Speaking to TNM, Students’ Union President Sreerag Poickadan called the order a breach of privacy and that "emergency has officially been declared in UoH”.

"The word 'suspicious' that is mentioned in the order is itself debatable. Who gets to decide what is suspicious? The order will definitely be misused," he said.

"Students also are not fools. We believe in a responsible student community, and have a history of struggle. The order is unwarranted," he added.

The hostel raid

The entire incident can be traced back to the night of November 3, when a hostel warden and deputy chief warden, along with security guards, raided the men’s Hostel-J in the university. The raid was conducted to check if there were girls staying at the hostel, which is against the guidelines of the administration.

Irked by the move, students gathered at the spot and accused the authorities of moral policing.

The administration alleged that the students then turned off the lights and physically assaulted the deputy warden who was present at the spot.

"I was also there at the spot,” Sreerag says, dismissing the allegations. “There was no such incident. The students were just arguing and sloganeering for better amenities." 

"This also exposes the hypocrisy and irony of the wardens, who take a long time to act on complaints on civic issues. It shows their priorities," he adds.

The suspension

Following the incident, the administration issued show cause notices to 23 students, out of which 10 students were asked to appear in front of a committee and explain their actions.

Out of those 10 students, three of them were suspended for two years and the rest were suspended for a period of six months.

"In 2002, when Vice-Chancellor Appa Rao used to be the chief warden, 10 students were rusticated on charges of attacking him. Now, he is the VC, but his mentality is still that of the warden," Sreerag says.

Appa Rao had even lodged an attempt to murder case on the students, but withdrew the case from court five years later.

Sreerag says that these are issues that can be solved amicably, but instead the university is only suspending the students. “Where do they go?” he asks.

"India is a secular and democratic country, which the VC seems to have forgotten. I also condemn the silence of a majority of faculty members on the issue, despite being one of the stakeholders," he adds.

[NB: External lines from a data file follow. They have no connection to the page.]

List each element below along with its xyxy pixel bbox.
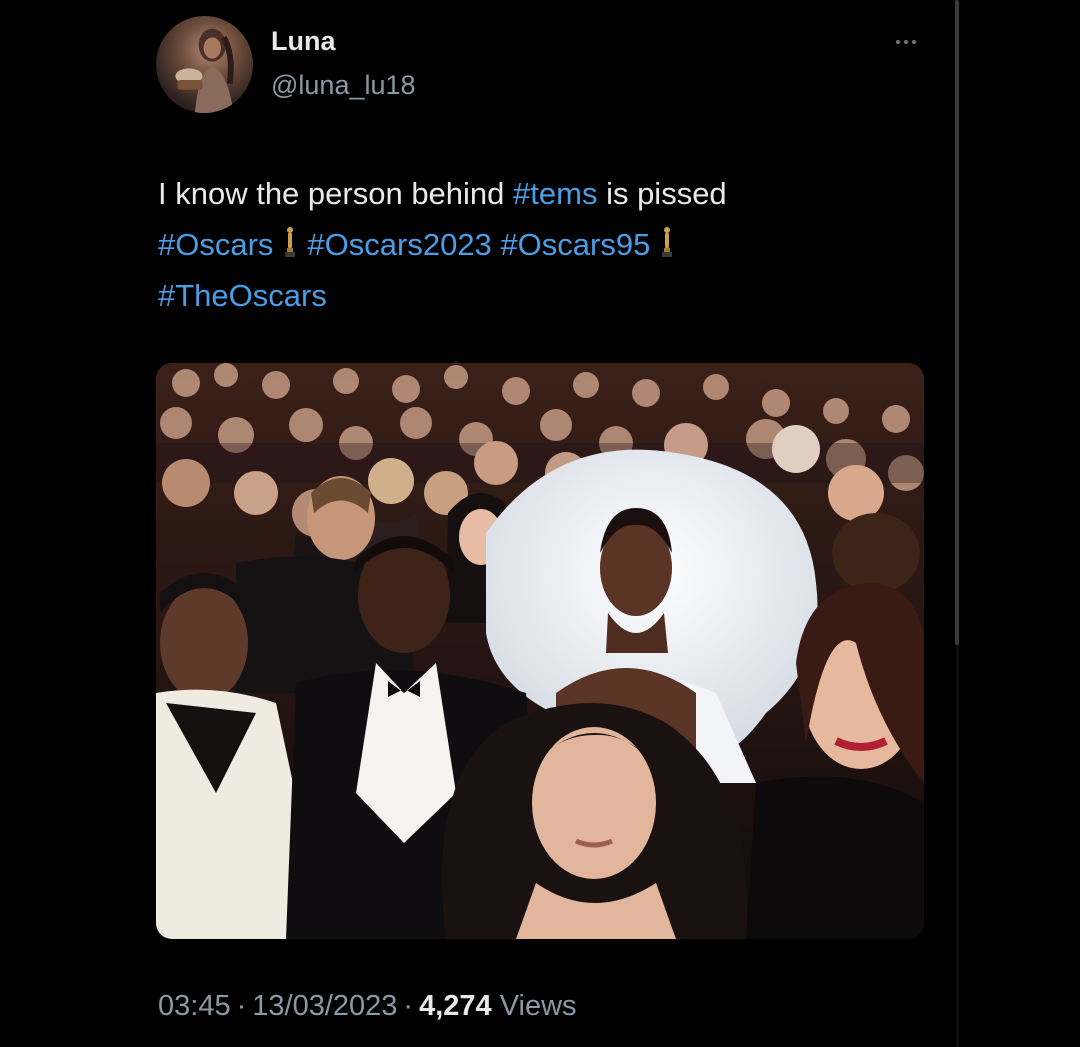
hashtag-link[interactable]: #TheOscars (158, 278, 327, 313)
tweet-text-segment: I know the person behind (158, 176, 514, 211)
tweet-text-line: #TheOscars (158, 270, 898, 321)
tweet-text-line: I know the person behind #tems is pissed (158, 168, 898, 219)
oscar-statuette-icon (283, 222, 297, 257)
hashtag-link[interactable]: #Oscars95 (500, 227, 650, 262)
hashtag-link[interactable]: #tems (513, 176, 597, 211)
tweet-photo[interactable] (156, 363, 924, 939)
avatar-image (175, 28, 234, 113)
more-options-button[interactable] (888, 30, 924, 54)
views-count: 4,274 (419, 990, 492, 1022)
audience-photo (156, 363, 924, 939)
user-handle[interactable]: @luna_lu18 (271, 70, 416, 101)
more-horizontal-icon-dot (904, 40, 908, 44)
hashtag-link[interactable]: #Oscars (158, 227, 273, 262)
meta-separator: · (236, 990, 247, 1022)
scrollbar-thumb[interactable] (955, 0, 959, 645)
tweet-time[interactable]: 03:45 (158, 990, 231, 1022)
more-horizontal-icon-dot (912, 40, 916, 44)
tweet-page: Luna @luna_lu18 I know the person behind… (0, 0, 1080, 1047)
tweet-meta: 03:45 · 13/03/2023 · 4,274 Views (158, 990, 577, 1023)
tweet-text-segment: is pissed (597, 176, 727, 211)
tweet-text-line: #Oscars #Oscars2023 #Oscars95 (158, 219, 898, 270)
oscar-statuette-icon (660, 222, 674, 257)
views-label: Views (499, 990, 577, 1022)
display-name[interactable]: Luna (271, 26, 336, 57)
more-horizontal-icon (896, 40, 900, 44)
avatar[interactable] (156, 16, 253, 113)
hashtag-link[interactable]: #Oscars2023 (307, 227, 491, 262)
meta-separator: · (403, 990, 414, 1022)
tweet-date[interactable]: 13/03/2023 (252, 990, 397, 1022)
tweet-text: I know the person behind #tems is pissed… (158, 168, 898, 321)
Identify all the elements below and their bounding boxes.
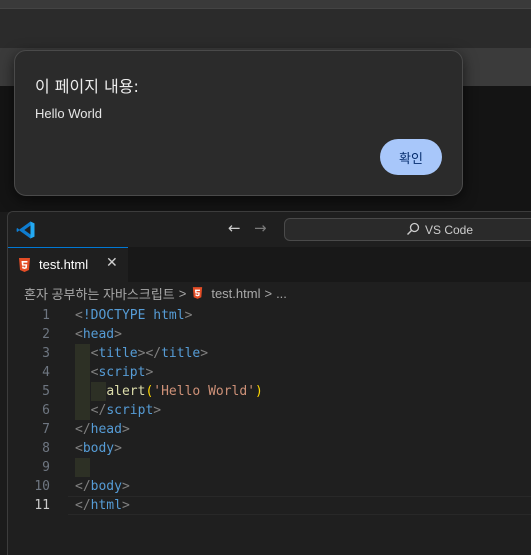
code-token: >	[121, 498, 130, 513]
code-token: >	[184, 308, 193, 323]
code-text: <body>	[75, 439, 122, 458]
code-line[interactable]: 2 <head>	[8, 325, 531, 344]
breadcrumb-folder[interactable]: 혼자 공부하는 자바스크립트	[24, 284, 175, 303]
line-number: 6	[42, 403, 50, 418]
code-token: >	[121, 422, 130, 437]
line-number: 4	[42, 365, 50, 380]
code-token: >	[114, 441, 122, 456]
code-token: ></	[137, 346, 162, 361]
code-token: <	[75, 441, 83, 456]
code-token: <	[75, 327, 83, 342]
line-number: 8	[42, 441, 50, 456]
breadcrumb-separator-icon: >	[178, 285, 187, 301]
line-number: 9	[42, 460, 50, 475]
code-token: >	[114, 327, 122, 342]
line-number: 10	[34, 479, 50, 494]
code-text: </script>	[75, 401, 161, 420]
code-token: title	[98, 346, 138, 361]
command-center-label: VS Code	[425, 223, 474, 237]
code-text: <script>	[75, 363, 154, 382]
code-token: </	[75, 479, 91, 494]
code-text: <title></title>	[75, 344, 208, 363]
search-icon	[407, 222, 420, 235]
alert-title: 이 페이지 내용:	[35, 77, 139, 96]
line-number: 11	[34, 498, 50, 513]
tab-label: test.html	[39, 257, 89, 272]
code-text: alert('Hello World')	[75, 382, 263, 401]
line-number: 2	[42, 327, 50, 342]
code-token: alert	[106, 384, 146, 399]
code-token: </	[75, 498, 91, 513]
breadcrumb: 혼자 공부하는 자바스크립트 > test.html > ...	[24, 282, 531, 304]
code-token: script	[106, 403, 154, 418]
code-token: script	[98, 365, 146, 380]
code-token: title	[161, 346, 201, 361]
line-number: 3	[42, 346, 50, 361]
code-token: </	[90, 403, 107, 418]
breadcrumb-separator-icon: >	[264, 285, 273, 301]
code-token: >	[153, 403, 162, 418]
code-editor[interactable]: 1 <!DOCTYPE html> 2 <head> 3 <title></title>…	[8, 304, 531, 555]
code-token: )	[255, 384, 263, 399]
code-text: </head>	[75, 420, 130, 439]
code-token: html	[153, 308, 185, 323]
code-token: <	[75, 308, 83, 323]
tab-test-html[interactable]: test.html ✕	[8, 247, 128, 282]
html5-file-icon	[193, 287, 203, 299]
indent-guide	[75, 458, 90, 477]
close-icon[interactable]: ✕	[106, 255, 118, 271]
code-token: body	[90, 479, 122, 494]
code-line[interactable]: 4 <script>	[8, 363, 531, 382]
code-token: 'Hello World'	[153, 384, 256, 399]
code-line[interactable]: 8 <body>	[8, 439, 531, 458]
code-line[interactable]: 6 </script>	[8, 401, 531, 420]
line-number: 5	[42, 384, 50, 399]
line-number: 1	[42, 308, 50, 323]
code-line[interactable]: 3 <title></title>	[8, 344, 531, 363]
code-line[interactable]: 11 </html>	[8, 496, 531, 515]
alert-dialog: 이 페이지 내용: Hello World 확인	[14, 50, 463, 196]
current-line-highlight	[68, 496, 531, 515]
code-token: >	[121, 479, 130, 494]
line-number: 7	[42, 422, 50, 437]
code-token: >	[200, 346, 209, 361]
tab-bar: test.html ✕	[8, 247, 531, 282]
breadcrumb-file[interactable]: test.html	[211, 286, 260, 301]
code-line[interactable]: 10 </body>	[8, 477, 531, 496]
browser-frame-top	[0, 0, 531, 8]
code-line[interactable]: 9	[8, 458, 531, 477]
html5-file-icon	[19, 258, 30, 272]
alert-message: Hello World	[35, 106, 102, 121]
vscode-window: ← → VS Code test.html ✕ 혼자 공부하는 자바스크립트 >…	[7, 211, 531, 555]
code-token: !DOCTYPE	[82, 308, 146, 323]
code-token: html	[90, 498, 122, 513]
code-token: head	[82, 327, 115, 342]
code-text: </html>	[75, 496, 130, 515]
code-text: </body>	[75, 477, 130, 496]
code-token: body	[82, 441, 115, 456]
code-token: </	[75, 422, 91, 437]
code-line[interactable]: 7 </head>	[8, 420, 531, 439]
back-arrow-icon[interactable]: ←	[228, 219, 241, 237]
vscode-logo-icon	[16, 221, 35, 239]
code-text: <head>	[75, 325, 122, 344]
title-bar: ← → VS Code	[8, 212, 531, 248]
code-token: >	[145, 365, 154, 380]
code-text: <!DOCTYPE html>	[75, 306, 192, 325]
code-line[interactable]: 5 alert('Hello World')	[8, 382, 531, 401]
breadcrumb-more[interactable]: ...	[276, 286, 287, 301]
code-token: head	[90, 422, 122, 437]
forward-arrow-icon[interactable]: →	[254, 219, 267, 237]
command-center-search[interactable]: VS Code	[284, 218, 531, 241]
alert-ok-button[interactable]: 확인	[380, 139, 442, 175]
browser-toolbar	[0, 8, 531, 49]
code-line[interactable]: 1 <!DOCTYPE html>	[8, 306, 531, 325]
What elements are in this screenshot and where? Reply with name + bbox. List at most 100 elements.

University denies 'moral policing'

In a press release issued on Thursday night, the university said that it "completely and unequivocally rejects allegations of 'moral policing' being levelled against it by a small section of students."

Calling the entry of officials into the hostel a 'routine check', the university alleged that "it was the intimidatory actions of students, including verbal abuse, physical jostling, and obstruction of faculty members who were performing their official duties that attracted disciplinary action."

The university, in the press release, also claimed that it was willing to consider co-ed hostels.

"However, the university might undertake a comprehensive exercise to elicit the views of all relevant stakeholders, including students and parents, about the kind of residential facilities they would like the University to provide. If a majority of them feel that students should be able to stay in a co-ed hostel if they chose to, the university might consider creating such a space and allow students to formally register for such accommodation. But this is a process that cannot be taken up and completed overnight," it said.

Reacting to the claim, Sreerag said, "That's the problem with their mentality. What is the role of parents in discussing the lives of PhD scholars who are doing their research? We are all adults here, and the Constitution gives all of us the freedom of choice."

Calling it a clear case of moral policing and harassment by the officials, he said that this was not acceptable.

"As far as the matter of co-ed hostels is concerned, that is not a concern. Not everyone is a couple. We just want a space where men and women can interact. Where is that space? We welcome the administration if it feels that way, but we need discussion first, and maybe look at the possibility of changing the present hostel rules," he adds.

As far as the suspension is concerned, Sreerag said they will take the issue up with the administration and demand that the order is revoked.

“There is no dispute within the Student Union on that demand. Until and unless they revoke the order, we are not going to be idle," he says.